Measurement of transaldolase activity in C. merolae cells
A gene encoding a known transaldolase was not found in the C. merolae genome. Because it is possible that C. merolae has a transaldolase with low homology to previously characterized transaldolases, protein extracts from C. merolae cells were assayed for transaldolase activity. Transaldolase catalyzes the reversible conversion of GAP and sedoheptulose 7-phosphate (S7P) to erythrose 4-phosphate (E4P) and fructose 6-phosphate (F6P). Here, transaldolase activity was estimated by measuring the production of GAP from E4P and F6P. Although a positive control (yeast transaldolase) showed high activity in this assay, no activity was detected in the protein extract of C. merolae cells (Online Resource Fig. S 2). However, when yeast transaldolase was added to the reaction mixture containing the cell extract, transaldolase activity was detected, suggesting that the C. merolae cell extract did not inhibit transaldolase activity.

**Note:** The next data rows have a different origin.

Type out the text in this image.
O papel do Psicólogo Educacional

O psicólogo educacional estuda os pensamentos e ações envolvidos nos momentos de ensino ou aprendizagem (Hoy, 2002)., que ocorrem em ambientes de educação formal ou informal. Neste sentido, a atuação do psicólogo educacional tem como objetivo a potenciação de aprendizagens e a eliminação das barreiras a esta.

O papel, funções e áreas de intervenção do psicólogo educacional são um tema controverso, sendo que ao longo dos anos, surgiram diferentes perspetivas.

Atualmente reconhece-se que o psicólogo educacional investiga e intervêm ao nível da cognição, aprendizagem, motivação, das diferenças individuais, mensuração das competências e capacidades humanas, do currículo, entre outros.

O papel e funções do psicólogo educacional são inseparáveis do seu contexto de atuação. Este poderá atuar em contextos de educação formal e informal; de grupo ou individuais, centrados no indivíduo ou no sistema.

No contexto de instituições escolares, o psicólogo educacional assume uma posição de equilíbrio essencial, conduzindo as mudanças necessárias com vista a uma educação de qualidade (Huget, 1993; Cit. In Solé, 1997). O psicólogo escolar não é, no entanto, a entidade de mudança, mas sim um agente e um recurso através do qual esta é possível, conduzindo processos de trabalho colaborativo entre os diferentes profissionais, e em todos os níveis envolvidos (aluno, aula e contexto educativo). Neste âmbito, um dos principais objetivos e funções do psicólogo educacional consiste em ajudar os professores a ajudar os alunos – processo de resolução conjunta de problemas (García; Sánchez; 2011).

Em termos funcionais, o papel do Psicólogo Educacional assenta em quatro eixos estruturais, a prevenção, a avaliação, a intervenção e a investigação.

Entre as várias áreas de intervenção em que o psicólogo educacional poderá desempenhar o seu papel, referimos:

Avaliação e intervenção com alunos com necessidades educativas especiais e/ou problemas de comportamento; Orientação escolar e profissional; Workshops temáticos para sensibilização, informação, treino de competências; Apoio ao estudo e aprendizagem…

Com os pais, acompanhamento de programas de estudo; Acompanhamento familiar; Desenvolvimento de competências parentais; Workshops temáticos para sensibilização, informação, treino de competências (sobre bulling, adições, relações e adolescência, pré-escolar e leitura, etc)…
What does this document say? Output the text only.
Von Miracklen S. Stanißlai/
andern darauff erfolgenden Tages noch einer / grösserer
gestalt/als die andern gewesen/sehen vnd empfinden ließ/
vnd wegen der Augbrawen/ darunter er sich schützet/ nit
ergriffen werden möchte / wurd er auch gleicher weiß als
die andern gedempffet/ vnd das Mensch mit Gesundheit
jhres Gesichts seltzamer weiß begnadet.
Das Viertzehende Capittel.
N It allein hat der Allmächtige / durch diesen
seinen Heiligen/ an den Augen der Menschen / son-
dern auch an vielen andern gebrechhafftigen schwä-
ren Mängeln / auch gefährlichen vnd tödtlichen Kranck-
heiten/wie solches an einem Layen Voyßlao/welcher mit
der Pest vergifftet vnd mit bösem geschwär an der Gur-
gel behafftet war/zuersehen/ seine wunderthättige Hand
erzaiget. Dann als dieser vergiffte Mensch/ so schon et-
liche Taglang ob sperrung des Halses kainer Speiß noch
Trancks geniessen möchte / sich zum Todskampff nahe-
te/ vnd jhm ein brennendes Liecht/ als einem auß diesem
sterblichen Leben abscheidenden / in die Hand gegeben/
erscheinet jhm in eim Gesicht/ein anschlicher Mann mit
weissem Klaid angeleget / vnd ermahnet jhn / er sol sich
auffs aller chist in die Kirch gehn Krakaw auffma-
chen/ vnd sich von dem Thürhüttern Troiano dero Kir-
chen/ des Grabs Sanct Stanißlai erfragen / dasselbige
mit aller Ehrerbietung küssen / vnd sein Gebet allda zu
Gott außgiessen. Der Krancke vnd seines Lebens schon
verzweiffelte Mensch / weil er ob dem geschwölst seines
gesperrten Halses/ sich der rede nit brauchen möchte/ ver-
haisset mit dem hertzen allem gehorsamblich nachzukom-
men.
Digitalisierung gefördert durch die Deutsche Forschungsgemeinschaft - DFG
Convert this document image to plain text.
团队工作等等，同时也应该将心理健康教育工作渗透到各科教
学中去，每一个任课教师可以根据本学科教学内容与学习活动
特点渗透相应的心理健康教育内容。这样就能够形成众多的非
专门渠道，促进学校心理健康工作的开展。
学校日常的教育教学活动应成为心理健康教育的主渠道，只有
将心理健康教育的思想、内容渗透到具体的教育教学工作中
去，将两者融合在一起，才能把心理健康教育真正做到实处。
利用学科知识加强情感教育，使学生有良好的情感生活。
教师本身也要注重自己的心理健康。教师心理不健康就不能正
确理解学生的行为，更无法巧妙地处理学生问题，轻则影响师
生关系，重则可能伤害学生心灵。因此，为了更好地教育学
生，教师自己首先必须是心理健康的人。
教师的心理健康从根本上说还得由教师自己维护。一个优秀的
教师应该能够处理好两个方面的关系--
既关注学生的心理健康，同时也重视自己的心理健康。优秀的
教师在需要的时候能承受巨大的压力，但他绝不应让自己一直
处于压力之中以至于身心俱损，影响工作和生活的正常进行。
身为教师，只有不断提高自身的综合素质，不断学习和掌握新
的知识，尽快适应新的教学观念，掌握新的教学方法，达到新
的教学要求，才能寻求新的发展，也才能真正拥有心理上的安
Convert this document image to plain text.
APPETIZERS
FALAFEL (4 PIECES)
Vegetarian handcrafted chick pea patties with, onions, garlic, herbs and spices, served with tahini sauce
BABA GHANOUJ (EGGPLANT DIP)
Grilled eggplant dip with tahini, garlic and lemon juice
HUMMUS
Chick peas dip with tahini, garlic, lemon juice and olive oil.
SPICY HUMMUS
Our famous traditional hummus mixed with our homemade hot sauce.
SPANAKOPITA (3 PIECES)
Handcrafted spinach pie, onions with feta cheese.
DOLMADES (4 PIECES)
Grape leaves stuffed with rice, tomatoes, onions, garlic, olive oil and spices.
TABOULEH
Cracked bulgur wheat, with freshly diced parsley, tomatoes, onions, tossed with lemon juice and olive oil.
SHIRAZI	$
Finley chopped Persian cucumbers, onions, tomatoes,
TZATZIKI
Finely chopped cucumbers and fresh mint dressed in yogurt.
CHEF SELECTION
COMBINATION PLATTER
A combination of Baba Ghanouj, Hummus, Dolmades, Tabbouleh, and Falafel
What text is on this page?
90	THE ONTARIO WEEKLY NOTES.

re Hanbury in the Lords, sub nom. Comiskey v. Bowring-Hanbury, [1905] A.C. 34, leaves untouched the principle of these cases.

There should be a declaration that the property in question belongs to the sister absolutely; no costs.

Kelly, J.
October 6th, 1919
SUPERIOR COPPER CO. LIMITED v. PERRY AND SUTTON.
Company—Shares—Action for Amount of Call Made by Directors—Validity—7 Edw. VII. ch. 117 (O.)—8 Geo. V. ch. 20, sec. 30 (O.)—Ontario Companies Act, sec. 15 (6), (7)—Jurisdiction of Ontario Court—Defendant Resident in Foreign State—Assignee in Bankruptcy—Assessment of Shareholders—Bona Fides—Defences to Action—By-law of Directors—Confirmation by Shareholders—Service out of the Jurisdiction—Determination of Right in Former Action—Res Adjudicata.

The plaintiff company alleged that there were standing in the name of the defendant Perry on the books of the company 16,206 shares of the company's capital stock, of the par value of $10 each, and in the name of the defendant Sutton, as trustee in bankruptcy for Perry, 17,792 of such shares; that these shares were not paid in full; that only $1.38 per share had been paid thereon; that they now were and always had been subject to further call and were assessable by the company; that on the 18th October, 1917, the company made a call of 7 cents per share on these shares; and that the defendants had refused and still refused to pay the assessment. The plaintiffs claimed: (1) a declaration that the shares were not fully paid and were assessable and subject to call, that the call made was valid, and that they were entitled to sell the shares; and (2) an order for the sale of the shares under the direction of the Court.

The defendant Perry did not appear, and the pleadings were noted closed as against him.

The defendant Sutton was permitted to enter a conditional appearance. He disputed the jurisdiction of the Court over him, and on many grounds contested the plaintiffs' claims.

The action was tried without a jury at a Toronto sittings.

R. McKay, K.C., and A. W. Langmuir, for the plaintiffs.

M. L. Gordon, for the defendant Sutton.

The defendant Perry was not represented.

Localization analysis of enzymes related to carbohydrate metabolism in C. merolae
Cyanidioschyzon merolae is a unicellular alga with a single plastid and mitochondrion, and reproduces by binary fission (Fig. 2a). To verify the metabolic pathways predicted from the genome sequence (Fig. 1c left), the subcellular localization of 65 nuclear genome-encoded proteins expressed in C. merolae cells as GFP or HA-tag fusion proteins was examined. First, C. merolae cells transformed to express full-length enzyme-GFP fusion proteins driven by their own promoter were examined for GFP fluorescence. If the GFP fluorescence was too weak to be reliably observed, immunofluorescence was detected using an anti-GFP antibody. If necessary, the immunofluorescence signal was amplified by the tyramide signal amplification (TSA) method. If the localization of GFP-fusion could not be determined, 3× HA-tagged fusion proteins were constructed and detected by immunofluorescence using anti-HA-tag antibody. In cases when the signal still could not be observed, the putative transit peptide-GFP fusion proteins were overexpressed using the C. merolae apcC gene promoter (Watanabe et al. 2011).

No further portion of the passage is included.